The conclusion of the court must stand if the findings of fact fairly and reasonably support it. Armstrong v. Hanover Insurance Co., 130 Vt. 182, 185, 289 A.2d 669 (1972). The case was submitted to the court on an agreed statement of facts, which was the basis of the court's findings. Incorporated into the agreed statement and the court's findings was the administrator's deed to Julia Hooker. Viewing the description in the deed in the light most favorable to the prevailing party, and supportive of the court's conclusion, we cannot hold that it is unsupported by the findings. See State Highway Board v. Jamac Corporation, 131 Vt. 510, 310 A.2d 120 (1973).

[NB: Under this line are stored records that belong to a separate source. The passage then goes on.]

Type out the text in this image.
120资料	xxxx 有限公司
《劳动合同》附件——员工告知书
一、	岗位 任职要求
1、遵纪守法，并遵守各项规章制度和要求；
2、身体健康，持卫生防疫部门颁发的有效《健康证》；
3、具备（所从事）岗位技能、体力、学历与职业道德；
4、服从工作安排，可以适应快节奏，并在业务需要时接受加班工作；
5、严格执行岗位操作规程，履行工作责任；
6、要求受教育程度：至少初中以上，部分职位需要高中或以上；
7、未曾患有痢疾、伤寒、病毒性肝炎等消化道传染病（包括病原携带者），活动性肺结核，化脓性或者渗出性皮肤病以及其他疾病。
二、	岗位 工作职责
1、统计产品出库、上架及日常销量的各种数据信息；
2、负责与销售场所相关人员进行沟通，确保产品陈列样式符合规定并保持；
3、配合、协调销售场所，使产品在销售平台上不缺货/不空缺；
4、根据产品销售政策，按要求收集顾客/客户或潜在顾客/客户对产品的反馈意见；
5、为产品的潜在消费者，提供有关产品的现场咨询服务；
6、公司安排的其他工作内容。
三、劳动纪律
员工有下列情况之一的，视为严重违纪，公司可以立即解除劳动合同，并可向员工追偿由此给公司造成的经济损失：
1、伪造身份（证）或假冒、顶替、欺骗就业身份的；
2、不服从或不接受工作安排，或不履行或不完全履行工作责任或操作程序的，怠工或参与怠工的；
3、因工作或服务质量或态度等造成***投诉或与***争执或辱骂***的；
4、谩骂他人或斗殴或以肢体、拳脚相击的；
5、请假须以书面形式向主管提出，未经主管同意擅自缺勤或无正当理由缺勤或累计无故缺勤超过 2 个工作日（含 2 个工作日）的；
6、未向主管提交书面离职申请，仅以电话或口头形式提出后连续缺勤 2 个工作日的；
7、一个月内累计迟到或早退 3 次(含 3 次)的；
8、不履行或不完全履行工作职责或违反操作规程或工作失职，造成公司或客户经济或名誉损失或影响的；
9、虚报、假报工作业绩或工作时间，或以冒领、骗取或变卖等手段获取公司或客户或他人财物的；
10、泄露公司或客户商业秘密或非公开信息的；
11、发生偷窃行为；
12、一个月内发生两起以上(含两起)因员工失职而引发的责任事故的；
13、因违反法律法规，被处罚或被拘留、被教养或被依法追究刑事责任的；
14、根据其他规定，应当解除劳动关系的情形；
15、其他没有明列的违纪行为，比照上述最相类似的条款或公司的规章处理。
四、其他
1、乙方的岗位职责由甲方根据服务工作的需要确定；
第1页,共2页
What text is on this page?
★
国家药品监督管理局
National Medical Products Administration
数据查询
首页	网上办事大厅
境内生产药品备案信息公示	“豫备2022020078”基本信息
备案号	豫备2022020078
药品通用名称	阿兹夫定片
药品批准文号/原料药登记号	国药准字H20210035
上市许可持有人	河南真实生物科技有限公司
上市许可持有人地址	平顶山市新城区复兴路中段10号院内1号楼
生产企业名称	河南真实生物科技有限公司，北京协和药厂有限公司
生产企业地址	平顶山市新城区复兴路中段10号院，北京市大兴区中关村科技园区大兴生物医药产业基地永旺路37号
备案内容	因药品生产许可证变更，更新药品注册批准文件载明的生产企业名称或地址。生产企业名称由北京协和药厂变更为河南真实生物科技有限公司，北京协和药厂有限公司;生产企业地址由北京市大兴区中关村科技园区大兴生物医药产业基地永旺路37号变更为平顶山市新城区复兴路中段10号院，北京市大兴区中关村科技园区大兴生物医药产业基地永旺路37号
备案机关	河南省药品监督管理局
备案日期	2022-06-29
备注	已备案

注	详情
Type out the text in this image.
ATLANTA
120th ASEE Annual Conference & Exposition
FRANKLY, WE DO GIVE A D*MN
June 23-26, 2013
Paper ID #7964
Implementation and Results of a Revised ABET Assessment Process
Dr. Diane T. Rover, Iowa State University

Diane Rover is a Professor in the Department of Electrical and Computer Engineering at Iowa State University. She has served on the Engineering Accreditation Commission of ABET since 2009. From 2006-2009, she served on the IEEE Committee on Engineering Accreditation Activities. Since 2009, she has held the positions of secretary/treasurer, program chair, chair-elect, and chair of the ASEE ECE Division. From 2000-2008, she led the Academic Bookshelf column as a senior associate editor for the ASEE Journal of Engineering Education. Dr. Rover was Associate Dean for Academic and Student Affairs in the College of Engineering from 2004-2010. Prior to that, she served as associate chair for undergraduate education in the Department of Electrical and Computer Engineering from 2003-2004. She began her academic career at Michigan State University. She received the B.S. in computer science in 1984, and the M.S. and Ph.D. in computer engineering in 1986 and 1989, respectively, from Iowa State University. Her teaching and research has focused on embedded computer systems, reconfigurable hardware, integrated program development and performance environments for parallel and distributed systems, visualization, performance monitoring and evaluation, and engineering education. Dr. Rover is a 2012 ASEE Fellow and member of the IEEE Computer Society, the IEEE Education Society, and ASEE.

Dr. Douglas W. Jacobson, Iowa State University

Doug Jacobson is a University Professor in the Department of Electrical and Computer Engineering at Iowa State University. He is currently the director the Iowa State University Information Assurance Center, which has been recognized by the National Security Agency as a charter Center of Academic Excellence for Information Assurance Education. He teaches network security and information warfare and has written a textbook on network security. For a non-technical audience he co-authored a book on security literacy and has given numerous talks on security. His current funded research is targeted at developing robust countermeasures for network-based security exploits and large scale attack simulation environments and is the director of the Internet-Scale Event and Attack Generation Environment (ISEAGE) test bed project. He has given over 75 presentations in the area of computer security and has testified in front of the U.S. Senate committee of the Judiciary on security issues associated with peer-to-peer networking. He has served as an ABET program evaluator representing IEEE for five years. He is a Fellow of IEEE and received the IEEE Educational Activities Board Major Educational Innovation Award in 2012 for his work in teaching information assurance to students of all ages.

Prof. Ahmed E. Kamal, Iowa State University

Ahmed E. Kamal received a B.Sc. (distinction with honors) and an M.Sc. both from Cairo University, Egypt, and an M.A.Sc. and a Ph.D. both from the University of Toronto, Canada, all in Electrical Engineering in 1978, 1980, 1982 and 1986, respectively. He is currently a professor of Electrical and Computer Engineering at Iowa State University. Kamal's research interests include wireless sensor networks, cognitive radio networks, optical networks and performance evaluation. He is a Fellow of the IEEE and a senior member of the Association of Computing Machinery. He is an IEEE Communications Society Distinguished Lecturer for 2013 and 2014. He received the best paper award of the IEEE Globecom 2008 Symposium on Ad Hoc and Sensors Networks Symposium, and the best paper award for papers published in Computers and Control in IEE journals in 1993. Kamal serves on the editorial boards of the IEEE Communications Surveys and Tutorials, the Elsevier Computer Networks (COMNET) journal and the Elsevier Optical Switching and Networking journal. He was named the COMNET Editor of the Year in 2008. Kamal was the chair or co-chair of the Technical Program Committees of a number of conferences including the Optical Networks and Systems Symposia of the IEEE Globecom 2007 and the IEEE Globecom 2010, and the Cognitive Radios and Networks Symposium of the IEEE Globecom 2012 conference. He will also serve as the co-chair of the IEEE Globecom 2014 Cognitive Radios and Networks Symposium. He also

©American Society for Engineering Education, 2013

The trial court correctly adjudicated the claim of ownership made by the plaintiffs. The stipulated facts upon which the court made its findings of fact and conclusions of law are devoid of evidence which demonstrates that the plaintiff predecessors in title intended to limit the respective grants to the easterly edge of the right-of-way. In the absence of such intention, the legal presumption of ownership hereinbefore stated applies. The court's failure to find title in the defendants is without error.

We have also examined the defendants' claim of error in the court's use of the word "lots" in its findings and conclusions and find such claim to be without merit.

The judgment of the Washington County Court affirming that the plaintiffs are the owners of the easterly half of the abandoned right-of-way opposite the lands designated as lots 49, 50, 57, 58, James Walker 62, and (Park) on Exhibit No. 1 is affirmed.

We must, however, remand the cause to the lower court for further proceedings in connection with the prayers for relief contained in the plaintiffs' complaint. The nature and extent of the relief requested can only be determined after further evidentiary hearings with a resulting amended judgment order. This cannot be done here.

Judgment for the plaintiffs upon the question of title is affirmed; cause remanded for a consideration of the relief to which the plaintiffs may be entitled and the issuance of an amended judgment order.